Member of the Legislative Yuan
- Incumbent
- Assumed office 1 February 2024
- Preceded by: Kung Wen-chi [zh]
- Constituency: Highland Aborigine

Personal details
- Born: 28 April 1968 (age 57) Majia, Pingtung, Taiwan
- Party: Kuomintang
- Education: Kaohsiung Medical College (MD)
- Profession: Physician

= Lu Hsien-yi =

Taiwanese physician and politician (born 1968)

Lu Hsien-yi (盧縣一; born 28 April 1968), also known in Rukai as Sasuyu Ruljuwan, is a Taiwanese physician and politician of Paiwan and Rukai descent. A member of the Kuomintang (KMT), he was elected to the Legislative Yuan in 2024.

==Early life and medical career==
Lu's mother is of Paiwan descent, while his father is of Rukai ancestry. In the Rukai language, Lu is known by the name Sasuyu Ruljuwan. He was raised in Majia, Pingtung.

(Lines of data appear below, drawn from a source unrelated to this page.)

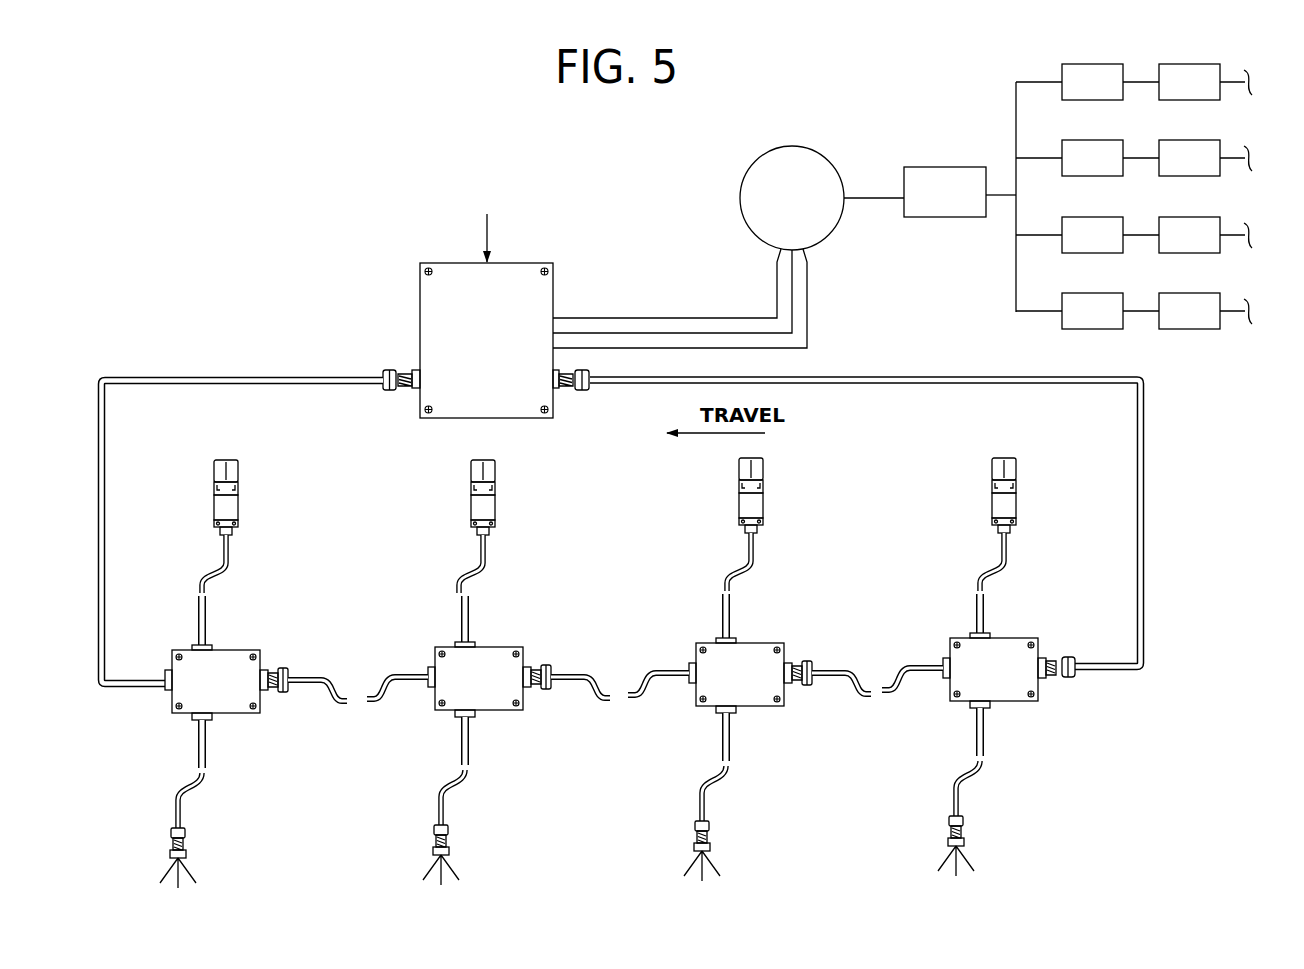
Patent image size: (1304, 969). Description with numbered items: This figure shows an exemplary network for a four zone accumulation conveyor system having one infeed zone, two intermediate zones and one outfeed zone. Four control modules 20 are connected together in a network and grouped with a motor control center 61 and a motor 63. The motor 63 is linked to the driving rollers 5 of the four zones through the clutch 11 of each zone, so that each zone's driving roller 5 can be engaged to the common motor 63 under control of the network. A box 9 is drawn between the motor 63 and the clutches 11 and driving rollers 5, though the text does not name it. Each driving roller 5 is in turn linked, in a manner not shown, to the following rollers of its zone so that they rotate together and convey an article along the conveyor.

The driving roller 5 is at (1187, 63).
The controller box 9 is at (938, 217).
The clutch 11 is at (1090, 63).
The control module 20 is at (429, 727).
The motor control center 61 is at (401, 313).
The motor 63 is at (838, 152).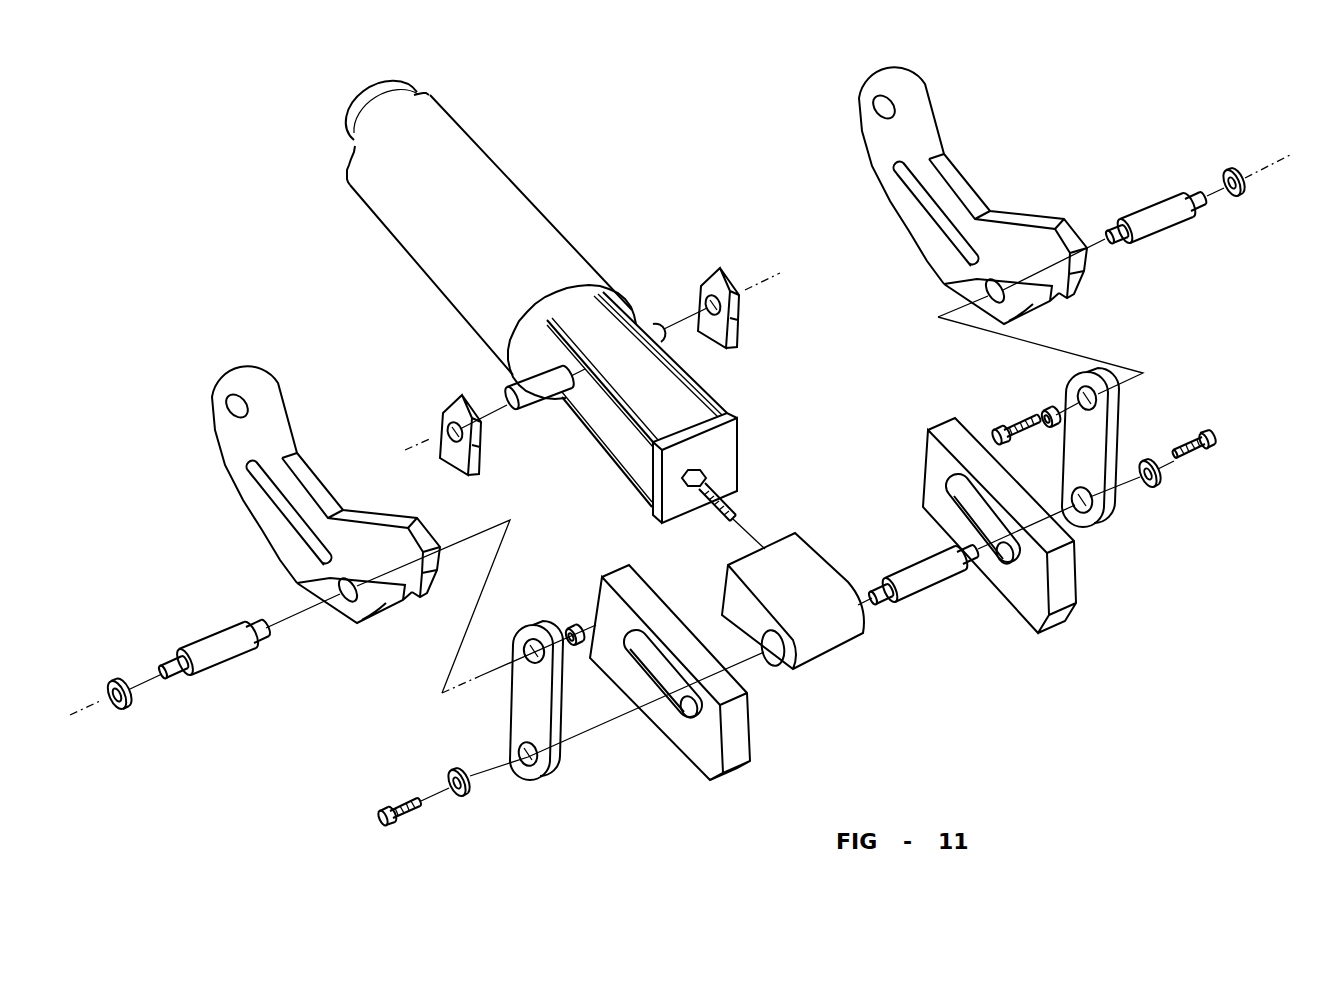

After graduating from Kaohsiung Medical College, Lu practiced medicine for nearly three decades in his native Pingtung County, including at the Ministry of Health and Welfare Pingtung Hospital.

==Political career==
In July 2023, Lu was nominated by the Kuomintang as a candidate for the 2024 legislative election representing the multi-member Highland Aborigine Constituency. He finished ahead of incumbent legislator Kung Wen-chi in the election, and took office as a member of the 11th Legislative Yuan on 1 February 2024. In April 2024, the Democratic Progressive Party accused the Kuomintang of rigging a legislative vote on pension reform, as Lu had not signed in, but had a vote registered in his name during the first round, then abstained from the following two rounds. Lu later confirmed that, at the time of all three votes, he was visiting China.